O üç saniye, deprem, intihar gibi bir
sürü olayı kattı içine. Biz yalnızca, filankimin selülitini
bildik... Bir zibidi bir yosmayla karısını aldatmış onu bildik.
Karısının hiç umrunda olmadığı halde biz bildik. Biz biliriz
biz! Biz toplu halde bilebildik mi hiç bir şeyi, denedik mi,
bilemedim...
Aynı üç saniyeydi, sarsıntılar yan
yanaydı. Bir ev deprem sarsıntısı ile hemen dibindeki ev ise
tabureye tekmeyi vurduktan sonra 83 kilo Alexandır ilmek boynuna
geçtiği an debelendiği için sallanıyordu. Aralarında çitlerin
olduğu müstakil iki evdi bunlar, Alexandır'ın bahçesindeki ağaç
ortadan kopmuş hemen yanındaki evin sahibi Hikmet Bey'in arabasının
ta ortasına şimşek gibi inmişti! Üç saniye bitmişti, dördüncü,
beşinci saniyeler ve daha fazlası gelebilirdi artık. Alexandır
için 134. saniyeden sonrası artık olmayacaktı, Hikmet Bey
hayatına devam ediyordu...
Çıktı, arabasının başında
tarlası yanmış köylü gibi iki eli başının arasında sallandı
durdu, ağıt bile yakabilirdi, mizacına tersti... Evden birinin
kolu kopsa bu kadar abartmazdı Hikmet Bey, saygım yok kendisine ama
toplumdaki itibarı ona Bey dememi gerektiriyor. Birden etrafını
muhitin diğer sakinlerinin adam olanları sardı, Hikmet Bey'in
desteğe ihtiyacı olabilirdi. Aynı desteği biri arabasına kedi
bağlayıp sürüklese o kediye göstermezlerdi. Dalkavukluk
tarihinin insanlık tarihinden daha eski olduğunun kanıtı, hatta
anıtı gibi dimdik durdular Hikmet Bey'in yanında.
Hikmet Bey öfkeyle çevirdi kafasını
ağaca doğru, Alexandır'ın sınırları içinde olduğunu ima eden
bakıştı, içinde "seni gidi gavur" anlamı da vardı bu
bakışın... Tahtadan, arkasında sürgüsü bile olmayan, zıplansa
aşılabilecek dış kapıya sertçe bir tekme geçirip içeri girdi
Hikmet Bey, ahali de arkasından... Bahçeyi hızla geçip evin
kapısına dayandı, yumruklayarak tıklatmaya başladı kapıyı...

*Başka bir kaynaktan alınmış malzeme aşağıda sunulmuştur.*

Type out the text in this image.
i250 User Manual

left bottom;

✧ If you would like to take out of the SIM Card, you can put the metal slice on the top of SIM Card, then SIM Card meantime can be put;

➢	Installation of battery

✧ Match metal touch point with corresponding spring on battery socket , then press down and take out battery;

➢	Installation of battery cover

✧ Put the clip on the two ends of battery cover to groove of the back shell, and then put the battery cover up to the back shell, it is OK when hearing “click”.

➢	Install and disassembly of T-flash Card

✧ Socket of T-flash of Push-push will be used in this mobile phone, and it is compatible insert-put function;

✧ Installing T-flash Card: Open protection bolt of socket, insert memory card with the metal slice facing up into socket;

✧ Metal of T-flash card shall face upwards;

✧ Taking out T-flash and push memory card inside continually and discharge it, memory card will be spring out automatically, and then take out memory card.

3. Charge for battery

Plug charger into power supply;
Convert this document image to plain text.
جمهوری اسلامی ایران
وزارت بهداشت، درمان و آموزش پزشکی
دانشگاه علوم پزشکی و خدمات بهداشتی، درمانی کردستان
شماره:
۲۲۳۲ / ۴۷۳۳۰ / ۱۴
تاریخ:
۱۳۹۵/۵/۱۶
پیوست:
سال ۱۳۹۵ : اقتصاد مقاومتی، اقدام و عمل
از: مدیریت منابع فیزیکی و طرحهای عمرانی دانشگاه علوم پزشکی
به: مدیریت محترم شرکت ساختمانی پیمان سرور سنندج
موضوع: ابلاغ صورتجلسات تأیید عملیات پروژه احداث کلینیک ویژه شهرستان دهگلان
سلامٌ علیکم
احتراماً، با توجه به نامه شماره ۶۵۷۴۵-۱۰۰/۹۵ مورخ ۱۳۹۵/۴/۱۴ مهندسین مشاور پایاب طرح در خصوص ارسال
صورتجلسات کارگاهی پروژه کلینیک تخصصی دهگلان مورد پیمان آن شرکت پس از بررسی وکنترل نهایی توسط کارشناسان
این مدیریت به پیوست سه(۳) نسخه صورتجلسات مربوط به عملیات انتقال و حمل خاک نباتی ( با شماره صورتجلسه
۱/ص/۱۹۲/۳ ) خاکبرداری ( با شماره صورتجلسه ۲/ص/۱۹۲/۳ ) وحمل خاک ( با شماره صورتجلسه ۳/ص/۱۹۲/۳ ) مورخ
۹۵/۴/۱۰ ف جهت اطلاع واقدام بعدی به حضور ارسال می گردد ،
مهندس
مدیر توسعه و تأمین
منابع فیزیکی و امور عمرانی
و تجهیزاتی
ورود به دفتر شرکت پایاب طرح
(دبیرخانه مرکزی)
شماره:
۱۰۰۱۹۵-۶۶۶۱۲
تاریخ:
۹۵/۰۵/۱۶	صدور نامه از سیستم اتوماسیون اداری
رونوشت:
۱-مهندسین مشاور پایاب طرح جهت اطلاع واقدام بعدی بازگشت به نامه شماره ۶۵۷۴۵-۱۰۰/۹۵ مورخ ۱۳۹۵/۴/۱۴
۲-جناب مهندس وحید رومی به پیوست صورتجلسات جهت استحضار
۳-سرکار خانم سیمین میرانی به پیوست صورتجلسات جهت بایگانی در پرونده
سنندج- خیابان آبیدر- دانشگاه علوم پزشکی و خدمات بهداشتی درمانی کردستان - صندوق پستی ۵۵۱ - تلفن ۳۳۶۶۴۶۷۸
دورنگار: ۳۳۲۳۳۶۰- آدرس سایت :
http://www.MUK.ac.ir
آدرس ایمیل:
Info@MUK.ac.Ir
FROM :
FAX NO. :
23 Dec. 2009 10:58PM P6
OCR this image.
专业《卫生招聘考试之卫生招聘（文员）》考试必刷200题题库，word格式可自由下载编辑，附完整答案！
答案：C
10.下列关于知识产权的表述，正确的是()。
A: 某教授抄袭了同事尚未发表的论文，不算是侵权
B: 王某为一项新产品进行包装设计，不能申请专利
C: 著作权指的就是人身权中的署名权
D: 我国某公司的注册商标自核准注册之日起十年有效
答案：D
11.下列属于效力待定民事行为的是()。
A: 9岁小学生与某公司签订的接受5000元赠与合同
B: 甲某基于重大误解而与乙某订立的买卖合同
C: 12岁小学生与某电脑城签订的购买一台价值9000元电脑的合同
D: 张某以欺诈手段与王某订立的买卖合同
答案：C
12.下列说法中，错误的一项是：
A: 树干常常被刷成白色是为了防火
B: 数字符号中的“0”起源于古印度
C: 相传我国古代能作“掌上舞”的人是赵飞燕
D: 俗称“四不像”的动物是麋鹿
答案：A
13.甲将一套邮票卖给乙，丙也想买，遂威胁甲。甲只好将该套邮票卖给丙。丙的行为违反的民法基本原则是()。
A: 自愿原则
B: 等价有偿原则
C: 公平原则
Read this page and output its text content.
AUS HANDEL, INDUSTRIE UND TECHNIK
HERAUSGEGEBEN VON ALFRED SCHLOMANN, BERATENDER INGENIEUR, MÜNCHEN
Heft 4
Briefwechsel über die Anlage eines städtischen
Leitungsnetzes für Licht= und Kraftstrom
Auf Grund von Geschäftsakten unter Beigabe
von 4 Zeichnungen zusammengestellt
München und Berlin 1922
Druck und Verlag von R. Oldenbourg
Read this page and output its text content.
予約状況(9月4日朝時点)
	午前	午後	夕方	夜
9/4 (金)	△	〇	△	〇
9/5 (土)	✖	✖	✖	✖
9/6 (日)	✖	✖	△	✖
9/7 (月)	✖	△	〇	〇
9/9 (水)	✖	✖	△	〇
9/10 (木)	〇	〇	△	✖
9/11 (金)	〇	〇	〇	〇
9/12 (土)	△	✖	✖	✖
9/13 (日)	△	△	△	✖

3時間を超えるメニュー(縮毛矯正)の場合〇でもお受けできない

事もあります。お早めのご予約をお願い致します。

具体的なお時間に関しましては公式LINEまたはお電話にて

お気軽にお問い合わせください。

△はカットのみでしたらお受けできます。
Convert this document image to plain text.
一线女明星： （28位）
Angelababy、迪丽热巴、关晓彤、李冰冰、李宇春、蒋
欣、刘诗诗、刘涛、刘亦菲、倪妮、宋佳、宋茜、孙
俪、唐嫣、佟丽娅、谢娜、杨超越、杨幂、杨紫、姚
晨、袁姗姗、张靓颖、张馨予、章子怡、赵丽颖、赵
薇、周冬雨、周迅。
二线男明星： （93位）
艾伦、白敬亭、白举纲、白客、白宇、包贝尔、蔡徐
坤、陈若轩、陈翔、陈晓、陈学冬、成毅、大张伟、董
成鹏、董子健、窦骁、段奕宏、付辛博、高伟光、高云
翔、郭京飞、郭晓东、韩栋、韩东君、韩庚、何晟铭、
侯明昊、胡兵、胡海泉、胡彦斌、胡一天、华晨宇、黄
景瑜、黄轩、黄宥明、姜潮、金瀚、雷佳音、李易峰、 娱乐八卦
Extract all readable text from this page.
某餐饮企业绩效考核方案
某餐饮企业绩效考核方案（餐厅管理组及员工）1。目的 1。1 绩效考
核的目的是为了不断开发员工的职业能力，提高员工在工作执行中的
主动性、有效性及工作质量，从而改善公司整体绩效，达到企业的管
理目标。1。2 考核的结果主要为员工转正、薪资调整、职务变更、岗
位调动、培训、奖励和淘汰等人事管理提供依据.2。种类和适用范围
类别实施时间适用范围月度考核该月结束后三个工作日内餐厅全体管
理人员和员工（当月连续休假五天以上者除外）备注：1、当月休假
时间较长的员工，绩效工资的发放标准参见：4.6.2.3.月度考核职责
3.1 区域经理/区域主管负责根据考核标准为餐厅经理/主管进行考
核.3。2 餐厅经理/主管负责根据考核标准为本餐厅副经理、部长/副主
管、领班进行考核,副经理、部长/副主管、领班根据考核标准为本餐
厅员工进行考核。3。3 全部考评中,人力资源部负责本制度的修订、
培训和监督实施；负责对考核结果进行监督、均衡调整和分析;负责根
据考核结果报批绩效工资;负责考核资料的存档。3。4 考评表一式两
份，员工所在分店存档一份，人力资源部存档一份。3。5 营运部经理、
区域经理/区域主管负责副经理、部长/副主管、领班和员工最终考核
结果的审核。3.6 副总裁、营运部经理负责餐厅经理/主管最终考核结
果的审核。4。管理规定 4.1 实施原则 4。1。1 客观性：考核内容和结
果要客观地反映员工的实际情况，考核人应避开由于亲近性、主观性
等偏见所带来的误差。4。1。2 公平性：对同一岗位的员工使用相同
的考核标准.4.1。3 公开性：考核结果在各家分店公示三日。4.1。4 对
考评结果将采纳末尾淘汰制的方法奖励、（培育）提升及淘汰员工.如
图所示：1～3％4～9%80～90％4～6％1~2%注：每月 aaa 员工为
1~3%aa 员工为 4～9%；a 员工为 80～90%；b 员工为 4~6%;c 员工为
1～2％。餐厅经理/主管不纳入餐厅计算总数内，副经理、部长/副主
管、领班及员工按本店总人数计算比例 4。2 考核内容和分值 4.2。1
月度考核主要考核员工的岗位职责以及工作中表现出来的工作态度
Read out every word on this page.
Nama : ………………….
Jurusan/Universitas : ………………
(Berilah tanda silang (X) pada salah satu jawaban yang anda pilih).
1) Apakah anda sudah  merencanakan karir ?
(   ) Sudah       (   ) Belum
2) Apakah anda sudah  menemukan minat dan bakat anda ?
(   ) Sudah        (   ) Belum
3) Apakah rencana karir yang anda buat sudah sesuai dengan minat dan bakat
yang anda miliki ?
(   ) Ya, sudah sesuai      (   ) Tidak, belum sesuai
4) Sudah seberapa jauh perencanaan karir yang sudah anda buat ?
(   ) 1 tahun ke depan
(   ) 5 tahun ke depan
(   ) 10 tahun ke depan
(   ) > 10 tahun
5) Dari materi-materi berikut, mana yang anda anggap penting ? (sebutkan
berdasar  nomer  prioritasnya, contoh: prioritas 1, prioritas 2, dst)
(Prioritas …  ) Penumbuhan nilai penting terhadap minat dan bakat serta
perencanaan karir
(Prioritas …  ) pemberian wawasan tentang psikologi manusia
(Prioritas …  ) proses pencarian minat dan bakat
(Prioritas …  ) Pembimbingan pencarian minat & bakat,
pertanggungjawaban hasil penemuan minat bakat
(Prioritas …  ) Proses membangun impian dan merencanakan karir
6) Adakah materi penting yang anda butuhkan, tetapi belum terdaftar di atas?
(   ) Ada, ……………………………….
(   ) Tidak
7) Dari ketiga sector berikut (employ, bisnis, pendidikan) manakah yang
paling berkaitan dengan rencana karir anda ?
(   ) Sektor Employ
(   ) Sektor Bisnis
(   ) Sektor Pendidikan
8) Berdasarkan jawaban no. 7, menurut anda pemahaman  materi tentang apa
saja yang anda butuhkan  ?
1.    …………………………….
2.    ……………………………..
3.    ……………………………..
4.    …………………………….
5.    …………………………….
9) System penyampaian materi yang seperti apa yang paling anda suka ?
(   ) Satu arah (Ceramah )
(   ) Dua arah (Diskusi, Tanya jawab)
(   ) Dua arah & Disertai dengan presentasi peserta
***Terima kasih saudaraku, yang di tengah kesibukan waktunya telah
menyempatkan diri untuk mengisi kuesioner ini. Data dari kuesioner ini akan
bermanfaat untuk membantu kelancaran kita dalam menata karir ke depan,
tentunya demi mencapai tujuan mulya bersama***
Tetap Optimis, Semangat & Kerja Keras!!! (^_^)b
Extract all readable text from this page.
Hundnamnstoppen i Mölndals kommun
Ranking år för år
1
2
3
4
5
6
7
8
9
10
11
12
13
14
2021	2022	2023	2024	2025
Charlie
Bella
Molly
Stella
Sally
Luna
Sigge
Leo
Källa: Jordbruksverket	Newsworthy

Ağaç nasıl olur da ortadan kırılıp arabasının üzerine düşer
hesabını vermeliydi bu gavur tohumu. Bunun hesabını sormanın
saçma olacağının farkında değildi zaten, o arabasının
hasarının bedelini alacaktı elbette! Yenisi gibi de olmazdı hasar
gören bir eşya, belki de ondan aynısının yenisini istemek daha
mantıklıydı. Ölen bir insanın da eskisi gibi olamayacağını
bilemeyecekti şimdilik tabii. Kapı açılmayıp da içeriden
tıkırtılar gelince daha bir öfkelendi, saklanamazdı, o kapı
açılacaktı. Kalabalıktan en dalkavuk olanı kapıyı tekmelemeye
başlamıştı bile, ama bilemeyeceklerdi hiç bir zaman Alexandır
çok candır, kapısını kimseye kapatmaz, yalnızca kolu
çevirmeleri yeterlidir... Kapı kırıldı nefretle dört, hatta ondört koldan! Tam zamanında ölmüştü Alexandır yoksa onu linç
bile edebilirlerdi, ayakkabılarıyla evine girdiler, bu normaldi,
problem yoktu, ayakkabıyla gezilen evlerdendi. Onların eve
girişini, karanlıkta meşaleleriyle, ellerinde kılıçlarla cenk
edenlere benzetirdiniz görseydiniz, atları yoktu ama at gibi
kafaları vardı... İçlerinden kimisi Rezervuar Köpekleri'ndeki
havalı yürüme sahnesinde hissetti kendini, bi çeken olsaydı da
sonradan izleseydim kendimi isteği bile doğdu içinde. Merdivenlere
gelene kadar sürdü bu yürüyüş, hava... Oradan sıkış tıkış
çıktılar basamakları, Alexandır'ı tavanda asılı gördüler.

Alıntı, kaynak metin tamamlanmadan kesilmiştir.